Dopo un po’ di tempo era in procinto di aprire un atelier nel centro di Roma, zona di
Largo Argentina, non male, peccato che a quasi un anno non se ne sappia ancora
nulla, a ottobre mi disse che abbandonato il progetto dell’atelier a Roma, stava
aprendo nel centro di Taormina, un negozio, anzi a novembre avrebbe aperto:
qualcuno di voi, magari lettori siciliani, ne sa qualcosa? Io si: non ha aperto nulla.
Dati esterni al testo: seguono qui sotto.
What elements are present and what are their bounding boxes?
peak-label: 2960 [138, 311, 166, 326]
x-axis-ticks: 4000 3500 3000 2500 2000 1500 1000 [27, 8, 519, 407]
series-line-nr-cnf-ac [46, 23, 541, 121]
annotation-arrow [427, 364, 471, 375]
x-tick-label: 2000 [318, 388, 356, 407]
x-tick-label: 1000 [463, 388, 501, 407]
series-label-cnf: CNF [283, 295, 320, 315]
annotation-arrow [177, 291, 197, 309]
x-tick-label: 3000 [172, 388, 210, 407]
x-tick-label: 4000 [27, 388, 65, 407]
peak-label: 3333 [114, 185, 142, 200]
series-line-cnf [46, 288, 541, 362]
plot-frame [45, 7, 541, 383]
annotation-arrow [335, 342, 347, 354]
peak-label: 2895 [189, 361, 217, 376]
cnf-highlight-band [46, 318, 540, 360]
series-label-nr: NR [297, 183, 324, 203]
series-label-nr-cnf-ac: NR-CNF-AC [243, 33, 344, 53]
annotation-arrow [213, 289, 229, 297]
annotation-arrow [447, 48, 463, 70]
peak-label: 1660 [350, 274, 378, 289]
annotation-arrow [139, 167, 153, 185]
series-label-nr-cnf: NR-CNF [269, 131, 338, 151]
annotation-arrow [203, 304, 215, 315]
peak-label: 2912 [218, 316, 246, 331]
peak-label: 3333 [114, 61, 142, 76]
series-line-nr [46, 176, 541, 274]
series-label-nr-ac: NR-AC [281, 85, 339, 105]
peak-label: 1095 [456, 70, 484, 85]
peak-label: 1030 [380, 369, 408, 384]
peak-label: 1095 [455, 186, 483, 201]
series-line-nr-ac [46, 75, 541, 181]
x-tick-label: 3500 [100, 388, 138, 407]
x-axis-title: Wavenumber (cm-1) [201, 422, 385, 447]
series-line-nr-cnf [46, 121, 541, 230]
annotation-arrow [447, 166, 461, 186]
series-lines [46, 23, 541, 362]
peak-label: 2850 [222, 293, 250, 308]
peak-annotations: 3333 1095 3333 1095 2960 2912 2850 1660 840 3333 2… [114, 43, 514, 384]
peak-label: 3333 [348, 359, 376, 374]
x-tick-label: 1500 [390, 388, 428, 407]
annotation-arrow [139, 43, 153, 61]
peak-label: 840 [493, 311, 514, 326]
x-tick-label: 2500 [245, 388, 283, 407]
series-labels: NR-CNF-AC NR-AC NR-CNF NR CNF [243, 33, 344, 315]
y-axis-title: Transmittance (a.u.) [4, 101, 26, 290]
Poi
mi ricordo di un’altra fashion designer, venezuelana di origine, al momento in attività
ma solo a parole, l’ultima volta che mi parlò a telefono dava la colpa della sua
inattività a causa della guerra civile nel suo Paese, tra guerriglia e polizia, esercito e
terroristi, sparatorie e saccheggi, non poteva lavorare. Peccato che manchi dal
Venezuela da anni e mentre questo avveniva, perché la guerra civile in Venezuela c’è
stata davvero, lei abitava già da alcuni anni a Roma. Non reggendo come tesi, dopo
alcune battute, cambiò versione: faceva fatica a creare una nuova collezione perché
lei era straniera e gli italiani erano razzisti. Peccato che io conosca venezuelani,
coreani, cinesi, arabi e africani, residenti nel Belpaese ormai da qualche anno, suoi
colleghi, e continuano a disegnare e creare nuove collezioni senza problemi, eppure,
in molti dei loro Paesi d’origine, non si vivono paradisiache realtà. Ho citato due
esempi che mi sono capitati per farvi comprendere che, quando vi interfacciate coi
professionisti, ogni cazzata che voi asserite, viene considerato un punto a vostro
svantaggio: ricordatevi che siamo nell’era delle comunicazioni e ogni informazione
che voi date, viene verificata in tempo reale, quindi, ripeto, se dite una cazzata, tempo
pochi secondi, e si verrà a sapere, a vostro totale svantaggio.
Spesso e volentieri, sono chiamato a gestire l’ufficio stampa di eventi di una certa
importanza, e spesso gli stessi organizzatori mi chiedono informazioni sui brand che

intendono contattare e, per molti, il mio giudizio non è stato positivo, per il semplice
motivo che il loro livello di affidabilità è nullo, magari sono bravi a disegnare, a
creare nuovi abiti ma sono totalmente inaffidabili come professionisti, quindi,
volentieri, li ho fatti depennare, così come ho fatto depennare agenti che forniscono
modelle, organizzatori di eventi, hair stylist, make up artist, modelle, e tutti coloro
che hanno ampiamente dimostrato di non essere affidabili.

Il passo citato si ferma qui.